Contact:Kim Brockway
(212) 854-2419
kkb18@columbia.edu
For immediate release
June 19, 1998

Interventions Change Risky Sexual Behaviors, Landmark HIV Prevention Study Shows


Condom Use Nearly Triples, Columbia Social Work Researchers Find

The largest randomized, controlled HIV prevention study conducted in the United States has found that even among persons considered hardest to reach, interventions can more than double regular use of condoms and cut high-risk sexual behaviors in half.

The findings, reported in the June 19 issue of Science magazine, are particularly encouraging because they show how intervention reduced high-risk behavior in a sample of an underserved population. The study is unique among large trials of group HIV-prevention interventions in its examination of change in self-reported sexual risk practices, such as consistent use of condoms, as well as in objective indicators provided by reviewing participantsŐ STD clinic charts.

The National Institute of Mental Health (NIMH) Multisite HIV Prevention Trial enrolled 3,706 African-American and Hispanic women and men - because rates of HIV infection and AIDS are substantially higher among racial and ethnic minority populations - in 37 inner-city, community-based clinics. Researchers in seven sites in five metropolitan areas recruited participants from three distinct populations at risk of acquiring HIV and other sexually transmitted diseases (STDs): men and women in public STD clinics and women attending public primary health care clinics. Virtually all of the participants were African-American or Hispanic; most were single, unemployed, and treated previously for STDs, and all were at high behavioral risk for HIV.

NIMH initiated the Multisite HIV Prevention Trial in 1990 in response to directives from Congress to develop a risk reduction intervention based on current best practices in HIV prevention, and to test its efficacy with understudied and disadvantaged populations at multiple sites across the U.S.
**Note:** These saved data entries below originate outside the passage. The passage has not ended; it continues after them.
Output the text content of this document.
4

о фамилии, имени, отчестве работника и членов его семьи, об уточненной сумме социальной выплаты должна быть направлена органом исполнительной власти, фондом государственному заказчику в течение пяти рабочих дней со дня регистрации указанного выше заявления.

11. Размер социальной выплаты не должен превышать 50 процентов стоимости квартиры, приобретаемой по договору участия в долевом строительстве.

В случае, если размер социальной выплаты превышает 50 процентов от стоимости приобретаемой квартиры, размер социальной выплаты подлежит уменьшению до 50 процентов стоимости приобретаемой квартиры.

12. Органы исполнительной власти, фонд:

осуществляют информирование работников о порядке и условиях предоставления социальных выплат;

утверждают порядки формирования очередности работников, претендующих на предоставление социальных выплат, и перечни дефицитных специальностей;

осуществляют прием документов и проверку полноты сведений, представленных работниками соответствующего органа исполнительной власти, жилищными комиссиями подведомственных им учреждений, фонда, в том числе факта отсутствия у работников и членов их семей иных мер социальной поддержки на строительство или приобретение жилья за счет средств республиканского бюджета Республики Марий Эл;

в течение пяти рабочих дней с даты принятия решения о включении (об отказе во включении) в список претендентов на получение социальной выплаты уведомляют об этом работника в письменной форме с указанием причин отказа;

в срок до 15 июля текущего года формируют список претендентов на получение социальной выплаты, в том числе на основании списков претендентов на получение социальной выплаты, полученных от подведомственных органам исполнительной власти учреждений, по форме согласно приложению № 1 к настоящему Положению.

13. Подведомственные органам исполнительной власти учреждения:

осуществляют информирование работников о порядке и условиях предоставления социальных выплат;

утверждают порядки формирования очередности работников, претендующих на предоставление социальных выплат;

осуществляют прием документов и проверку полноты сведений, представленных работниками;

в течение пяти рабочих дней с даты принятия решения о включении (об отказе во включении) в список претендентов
Those who attended HIV prevention sessions that focused on motivation and skills to reduce high-risk sexual behaviors reported significant reductions across a range of sexual risk indicators over a one-year period. In men, the seven-session intervention reduced the incidence of gonorrhea - an indicator of unprotected sexual behavior - by half. Other findings:

  • In the 90 days preceding the baseline assessment, only 23 percent of the intercourse of those who attended the HIV risk-reduction sessions was protected by condoms. Condom use increased to 63 percent of all intercourse at the three-month follow-up assessment, and never fell below 60 percent at the six- and twelve-month follow-ups.
  • At baseline, no study participants had been consistent condom users, or sexually abstinent, over the course of the previous 90 days. At the twelve- month follow-up, 43 percent of those who attended the risk-reduction sessions were consistently using condoms or were abstinent.
  • Only 28 percent of those who attended the risk-reduction sessions reported experiencing symptoms indicative of an STD at one or more of the follow-up evaluations, compared to 35 percent of those who reported such symptoms after attending only a one-hour AIDS education session.
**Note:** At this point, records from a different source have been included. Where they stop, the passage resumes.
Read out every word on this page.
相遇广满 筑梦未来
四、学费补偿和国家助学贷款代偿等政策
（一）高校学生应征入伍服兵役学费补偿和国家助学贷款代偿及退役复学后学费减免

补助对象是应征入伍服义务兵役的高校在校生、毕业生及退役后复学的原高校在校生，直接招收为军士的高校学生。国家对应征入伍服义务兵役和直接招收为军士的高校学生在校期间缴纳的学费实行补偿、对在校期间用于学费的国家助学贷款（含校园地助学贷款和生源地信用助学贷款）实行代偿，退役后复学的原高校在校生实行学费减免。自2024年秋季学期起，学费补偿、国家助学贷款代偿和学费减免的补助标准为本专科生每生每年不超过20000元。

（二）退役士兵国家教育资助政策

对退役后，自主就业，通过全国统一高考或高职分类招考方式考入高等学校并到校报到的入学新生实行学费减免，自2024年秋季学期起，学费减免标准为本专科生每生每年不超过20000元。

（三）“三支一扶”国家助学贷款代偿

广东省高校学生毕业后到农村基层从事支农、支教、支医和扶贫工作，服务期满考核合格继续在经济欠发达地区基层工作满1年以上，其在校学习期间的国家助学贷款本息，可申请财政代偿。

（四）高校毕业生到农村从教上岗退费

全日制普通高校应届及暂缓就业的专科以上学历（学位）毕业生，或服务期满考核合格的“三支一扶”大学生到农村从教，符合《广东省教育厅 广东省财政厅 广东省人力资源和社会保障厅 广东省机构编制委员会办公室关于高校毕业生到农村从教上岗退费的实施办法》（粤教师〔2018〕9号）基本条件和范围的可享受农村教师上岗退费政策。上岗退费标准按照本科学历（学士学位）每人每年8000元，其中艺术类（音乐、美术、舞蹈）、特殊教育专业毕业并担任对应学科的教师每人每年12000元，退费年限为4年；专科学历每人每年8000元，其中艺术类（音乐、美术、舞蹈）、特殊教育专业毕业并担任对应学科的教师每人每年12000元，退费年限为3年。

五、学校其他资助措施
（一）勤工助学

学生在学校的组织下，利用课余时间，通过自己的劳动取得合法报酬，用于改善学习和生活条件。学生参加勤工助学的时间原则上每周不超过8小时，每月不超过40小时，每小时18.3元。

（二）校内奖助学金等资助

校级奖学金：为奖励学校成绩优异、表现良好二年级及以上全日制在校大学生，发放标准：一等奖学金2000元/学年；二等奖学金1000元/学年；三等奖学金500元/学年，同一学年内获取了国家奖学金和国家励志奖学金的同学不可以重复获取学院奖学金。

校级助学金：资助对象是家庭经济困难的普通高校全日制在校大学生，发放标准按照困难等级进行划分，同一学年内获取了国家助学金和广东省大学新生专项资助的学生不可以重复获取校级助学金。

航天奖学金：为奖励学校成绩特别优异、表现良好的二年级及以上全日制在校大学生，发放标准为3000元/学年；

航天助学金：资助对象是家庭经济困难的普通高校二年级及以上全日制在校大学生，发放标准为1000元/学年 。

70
"Reducing high risk behaviors is still the best way to prevent new HIV infections, said NIMH Director Steven E. Hyman, M.D. "NIMH has identified an effective strategy that could be adopted by public health and community organizations all across America. If these behavioral changes were maintained for even one year, there would be a profound, cost-effective, public health impact in the communities that adopted this program."

At the Columbia site, principal investigator Robert Schilling worked closely with Nabila El-Bassel, Andre Ivanoff and Susan Witte, all Columbia University School of Social Work faculty. The team recruited more than 600 individuals from STD clinics and health service organizations in the Bronx and Harlem. Participants randomly assigned to the intervention (Project LIGHT: "Living in Good Health Together") were expected to attend seven 90-120 minute HIV risk reduction sessions, scheduled twice weekly. Behavioral assessments of participants were conducted at baseline and at three, six and 12 months.

"Overall, the findings indicate that the skills-training intervention was successful in reducing HIV-related sexual risks over a one-year period," Professor Schilling said. "Although it is important that strategies be developed to maintain longer-term behavior change, gains lasting even one year would still have a substantial impact on public health. The study's results support the feasibility of behavioral skill-based interventions in settings serving persons at high risk for HIV as one strategy to reduce HIV transmission."

In addition to Columbia, the other sites were Rutgers University, Emory University, Johns Hopkins University, The Medical College of Wisconsin, Milwaukee; UCLA and UC-Irvine, Irvine, Calif.

The study was coordinated by NIMH and the Research Triangle Institute in Durham, North Carolina. NIMH is one of the 18 institutes that make up the National Institutes of Health (NIH), which is part of the Department of Health and Human Services.

The Social Intervention Group at Columbia's School of Social Work is focused on the design, development and testing of socio-behavioral interventions to ameliorate health and social problems, particularly those affecting low income urban communities.